Vom Teufel umkommen ist rühmlicher denn von Menschen.

»Ich will,« sprach Doctor Martinus, »lieber durch den Teufel denn durch den Kaiser sterben, so sterbe ich doch durch einen großen Herrn! Aber er soll auch einen Bissen an mir gegessen haben, der ihm nicht wohl bekommen soll! Er soll ihn wieder speien und ich will ihn wieder fressen, wenn nun der jüngste Tag kommt!«

 

Historie von zweien Mönchen.

»Ein Guardian ging mit eim andern Bruder über Feld, und da sie in die Herberge kamen, sagte der Wirth, sie sollten ihm liebe Gäste sein, er würde nun Glück haben. Denn er hatte in einer Kammer einen bösen Geist, daß Niemand drinnen schlafen konnte. Doch wurden die Gäste, so drein gelegt waren, nicht geschlagen, sondern nur vexiret. Und sprach: Er wolle den heiligen Vätern ein gut Bette drinnen zurichten lassen, es wären heilige Leute, die den Teufel wohl beschwören könnten. Des Nachts nun, da sie sich gelegt hatten und schlafen wollten, raufte der Geist immerdar einen nach dem andern bei dem Kränzlein an der Platten. Da fingen die Mönche an sich mit einander zu zanken, und sagt einer zum andern: Lieber, räuf mich doch nicht! Laß uns jetzt schlafen. Da kam der Teufel abermal wieder und zuckte den Guardian beim Kränzlein. Der Guardian sprach: Fahr hin im Namen des Vaters und des Sohns und des Heiligen Geists, und komm zu uns ins Kloster! Da er das gesagt, schliefen sie ein und hatten Ruhe. Da sie nun wieder ins Kloster gingen, saß der Teufel auf der Schwelle der Pforten, und schrie: Bene veneritis, Herr Guardian! Sie aber waren sicher, denn sie meineten, er wäre nun in ihrer Gewalt und Hand, und fragten ihn, was er wollte? Antwortete er: Er wollte ihnen im Kloster dienen, und bat, man wollte ihn irgend an einen Ort ordnen, da sie seines Dienstes bedürften und ihn finden könnten. Da wiesen sie ihn in einen Winkel in der Küche. Und damit man ihn kennen könnte, zogen sie ihm eine Mönchskappe an und banden eine Schelle oder Glöcklein dran als ein Zeichen, dabei man ihn kennete. Darnach riefen sie ihm, daß er sollt Bier holen. Da hörten sie die Schelle und daß er sagte: Gebt gut Geld, so will ich Euch auch gut Bier bringen.

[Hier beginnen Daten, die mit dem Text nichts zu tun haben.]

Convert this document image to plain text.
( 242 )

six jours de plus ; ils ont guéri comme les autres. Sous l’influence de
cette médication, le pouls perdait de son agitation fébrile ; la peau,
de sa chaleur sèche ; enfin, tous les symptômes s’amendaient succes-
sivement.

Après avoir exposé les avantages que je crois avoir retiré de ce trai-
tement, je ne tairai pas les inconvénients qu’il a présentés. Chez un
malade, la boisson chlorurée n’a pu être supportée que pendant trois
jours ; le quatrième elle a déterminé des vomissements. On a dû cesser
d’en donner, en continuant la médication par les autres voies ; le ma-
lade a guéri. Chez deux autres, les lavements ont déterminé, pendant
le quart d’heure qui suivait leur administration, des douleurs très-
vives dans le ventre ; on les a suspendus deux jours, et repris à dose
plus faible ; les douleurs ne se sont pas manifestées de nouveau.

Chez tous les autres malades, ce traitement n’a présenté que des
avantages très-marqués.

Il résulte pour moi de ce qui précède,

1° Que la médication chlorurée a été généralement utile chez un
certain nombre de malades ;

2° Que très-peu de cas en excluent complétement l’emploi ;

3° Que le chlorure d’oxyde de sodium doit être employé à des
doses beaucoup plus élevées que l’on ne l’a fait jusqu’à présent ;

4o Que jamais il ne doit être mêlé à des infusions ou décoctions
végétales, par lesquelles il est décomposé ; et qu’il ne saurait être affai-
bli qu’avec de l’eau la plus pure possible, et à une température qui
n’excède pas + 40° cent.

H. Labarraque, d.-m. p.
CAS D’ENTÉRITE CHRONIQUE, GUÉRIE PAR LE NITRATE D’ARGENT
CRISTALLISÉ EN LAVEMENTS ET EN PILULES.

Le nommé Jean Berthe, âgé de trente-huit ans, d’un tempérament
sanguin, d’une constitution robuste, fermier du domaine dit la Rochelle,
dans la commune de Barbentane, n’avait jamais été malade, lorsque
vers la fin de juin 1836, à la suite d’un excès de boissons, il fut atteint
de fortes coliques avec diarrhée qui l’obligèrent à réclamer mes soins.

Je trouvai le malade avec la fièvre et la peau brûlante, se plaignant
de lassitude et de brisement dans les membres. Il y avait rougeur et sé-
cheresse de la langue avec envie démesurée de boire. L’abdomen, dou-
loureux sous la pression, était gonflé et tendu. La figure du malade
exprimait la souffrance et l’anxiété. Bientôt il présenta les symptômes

Ist also bekannt worden in der ganzen Stadt. Wenn er vor einen Keller kam, da man ihm nicht wohl gemessen hatte, sprach er: Gebt voll Maaß und gut Bier, ich hab Euch gut Geld gegeben. Es war ansehnlich, und hatte einen großen Schein. Die Papisten haben gemeinet, daß es sollten gute Geister sein, als Diana und andere viel dergleichen Götzen und Gräuel, die die Heiden für Götter ehreten.

Und wie der Geist, wie gesagt, oder das Wichtlein (wie es unsre Leute nennen) in einem Winkel in der Küche wohnete, war der Küchenbub ein Schalk und goß hinein Spülich und andern Unflath, heiße Brühe und dergleichen unreines Dinges, was überblieben und nicht tüchtig war, in den Winkel. Und ob ihn wohl das Teufelchen bat und warnete, er wollt aufhören und ihm nicht mehr Verdrieß thun, doch wollt er nicht nachlassen noch aufhören. Da ward der Kobel und Teufel zornig und hing den Küchenbuben überquer über einen Balken in der Küche, doch daß es ihm am Leben nicht schadete. Da gab ihm der Guardian Urlaub.«

 

Gedanken D. M. Luthers von Anfechtungen des Teufels.

»Wenn dir schwere Gedanken einfallen, so vertreib sie, womit du kannst; weißt du nichts mehr, so rede mit guten Freunden von etwas anders, dazu du Lust hast.« Da nun einer sagte: Kann man doch ohne schwere, tiefe Gedanken nichts Großes ausrichten! hierauf sprach D. Mart. Luther: »Gedanken muß man unterscheiden. Gedanken des Verstandes, intellectus cogitationes machen nicht traurig, sondern cogitationes voluntatis, die Gedanken des Willens, die thuns; wenn einem ein Ding verdreußt oder gefället einem, welches melancholische und traurige Gedanken sind, da man seufzet und klaget, die thun wehe. Der Verstand aber ist nicht traurig.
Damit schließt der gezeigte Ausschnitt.